Et les millions dépensés (et le temps humain investi) en activisme politique n’auraient-ils pas pu être mieux utilisés en recherche scientifique de meilleurs moyens de contraception ? En fonds de soutien financier aux femmes désirant avorter afin qu’elles puissent se rendre là où c’est légal (ou même : de soutien financier pour qu’elles puissent garder l’enfant si c’est leur situation financière qui les poussait à vouloir y renoncer) ?

Même question pour l’autre bord : en deux générations à rêver d’une autre majorité à la Cour Suprême, n’y avait-il vraiment rien d’autre à faire, en termes de soutien financier aux femmes désirant avorter afin de les encourager à y renoncer, de recherche sur les moyens de contraception, de publicités anti-avortement, etc ? Car si le but est de décourager les avortements, toute loi, d’ailleurs, n’est jamais efficace à 100% : il y aurait des avortements clandestins, et des femmes et des médecins (hommes ou femmes) envoyés en prison plutôt que des fœtus sauvés (ou, tout simplement, davantage de voyages dans les États où cela resterait permis).

La politique est un jeu à somme négative : tous en sortent perdants.

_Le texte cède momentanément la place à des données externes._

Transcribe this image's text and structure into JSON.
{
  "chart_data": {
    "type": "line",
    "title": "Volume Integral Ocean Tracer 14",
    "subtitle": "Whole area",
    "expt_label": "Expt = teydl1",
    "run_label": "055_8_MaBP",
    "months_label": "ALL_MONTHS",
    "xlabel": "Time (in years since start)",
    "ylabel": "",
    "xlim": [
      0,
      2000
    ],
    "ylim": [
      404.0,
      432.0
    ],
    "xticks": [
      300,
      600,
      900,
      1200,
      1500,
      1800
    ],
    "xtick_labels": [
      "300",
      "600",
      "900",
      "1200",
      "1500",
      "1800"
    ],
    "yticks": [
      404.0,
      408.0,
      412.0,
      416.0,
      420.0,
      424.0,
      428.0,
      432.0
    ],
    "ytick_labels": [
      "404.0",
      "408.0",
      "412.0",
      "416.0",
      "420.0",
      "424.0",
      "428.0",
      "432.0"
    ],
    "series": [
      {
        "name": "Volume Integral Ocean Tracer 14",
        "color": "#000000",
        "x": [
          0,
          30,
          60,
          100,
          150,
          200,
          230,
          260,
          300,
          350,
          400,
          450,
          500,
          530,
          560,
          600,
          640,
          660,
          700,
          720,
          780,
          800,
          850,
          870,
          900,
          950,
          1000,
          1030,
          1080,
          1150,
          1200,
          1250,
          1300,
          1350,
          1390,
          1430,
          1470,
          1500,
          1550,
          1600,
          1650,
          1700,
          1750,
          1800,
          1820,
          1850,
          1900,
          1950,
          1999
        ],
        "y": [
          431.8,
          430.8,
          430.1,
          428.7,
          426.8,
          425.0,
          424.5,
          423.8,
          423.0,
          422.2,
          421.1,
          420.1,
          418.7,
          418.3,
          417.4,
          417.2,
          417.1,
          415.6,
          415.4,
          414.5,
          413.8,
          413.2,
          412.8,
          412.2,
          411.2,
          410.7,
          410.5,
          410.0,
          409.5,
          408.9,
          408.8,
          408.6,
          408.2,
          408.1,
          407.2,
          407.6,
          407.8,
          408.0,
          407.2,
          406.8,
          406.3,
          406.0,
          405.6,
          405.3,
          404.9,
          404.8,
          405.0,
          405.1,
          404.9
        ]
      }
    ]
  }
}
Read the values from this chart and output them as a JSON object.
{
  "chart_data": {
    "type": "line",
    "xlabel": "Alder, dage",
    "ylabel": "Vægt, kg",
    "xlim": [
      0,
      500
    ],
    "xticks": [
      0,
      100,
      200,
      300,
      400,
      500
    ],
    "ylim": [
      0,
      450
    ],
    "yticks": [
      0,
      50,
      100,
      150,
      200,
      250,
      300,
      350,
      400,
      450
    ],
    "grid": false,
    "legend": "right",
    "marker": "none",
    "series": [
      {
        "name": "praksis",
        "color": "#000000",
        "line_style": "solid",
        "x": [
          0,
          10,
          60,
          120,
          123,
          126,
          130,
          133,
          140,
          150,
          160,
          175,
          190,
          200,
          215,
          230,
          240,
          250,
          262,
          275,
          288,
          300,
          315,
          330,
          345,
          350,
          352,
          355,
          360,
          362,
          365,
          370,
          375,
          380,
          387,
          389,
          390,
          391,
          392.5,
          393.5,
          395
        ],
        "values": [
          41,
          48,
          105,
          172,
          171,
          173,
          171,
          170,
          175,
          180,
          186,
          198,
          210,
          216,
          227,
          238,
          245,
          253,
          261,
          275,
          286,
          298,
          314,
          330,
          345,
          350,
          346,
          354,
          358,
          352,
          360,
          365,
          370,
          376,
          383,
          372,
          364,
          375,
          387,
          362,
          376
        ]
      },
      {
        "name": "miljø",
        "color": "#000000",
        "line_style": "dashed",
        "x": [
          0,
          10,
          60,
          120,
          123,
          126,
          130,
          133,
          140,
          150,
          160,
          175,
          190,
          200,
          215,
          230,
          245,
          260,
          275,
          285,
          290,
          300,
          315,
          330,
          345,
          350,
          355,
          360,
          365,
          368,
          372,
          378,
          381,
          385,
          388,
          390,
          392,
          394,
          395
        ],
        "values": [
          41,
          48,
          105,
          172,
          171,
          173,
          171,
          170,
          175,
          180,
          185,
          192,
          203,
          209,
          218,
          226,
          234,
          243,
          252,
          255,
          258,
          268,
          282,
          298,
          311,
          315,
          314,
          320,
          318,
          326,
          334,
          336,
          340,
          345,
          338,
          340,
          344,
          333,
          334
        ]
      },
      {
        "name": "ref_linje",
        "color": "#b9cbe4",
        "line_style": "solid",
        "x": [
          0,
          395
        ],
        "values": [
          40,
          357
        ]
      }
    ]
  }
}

C’est donc la plus mauvaise et la moins durable des solutions à tout problème pouvant être réglé autrement. L’argent dépensé en politique est pure perte : les uns auront passé un demi-siècle pour renverser une jurisprudence, les autres un demi-siècle pour la défendre. Et si les premiers y parviennent, comme cela pourrait peut-être être le cas depuis l’élection de hier, alors les uns et les autres pourront de nouveau perdre le demi-siècle suivant dans les rôles inverses.

Le progrès réel de l’humanité, entre deux, n’aura pas avancé d’un iota.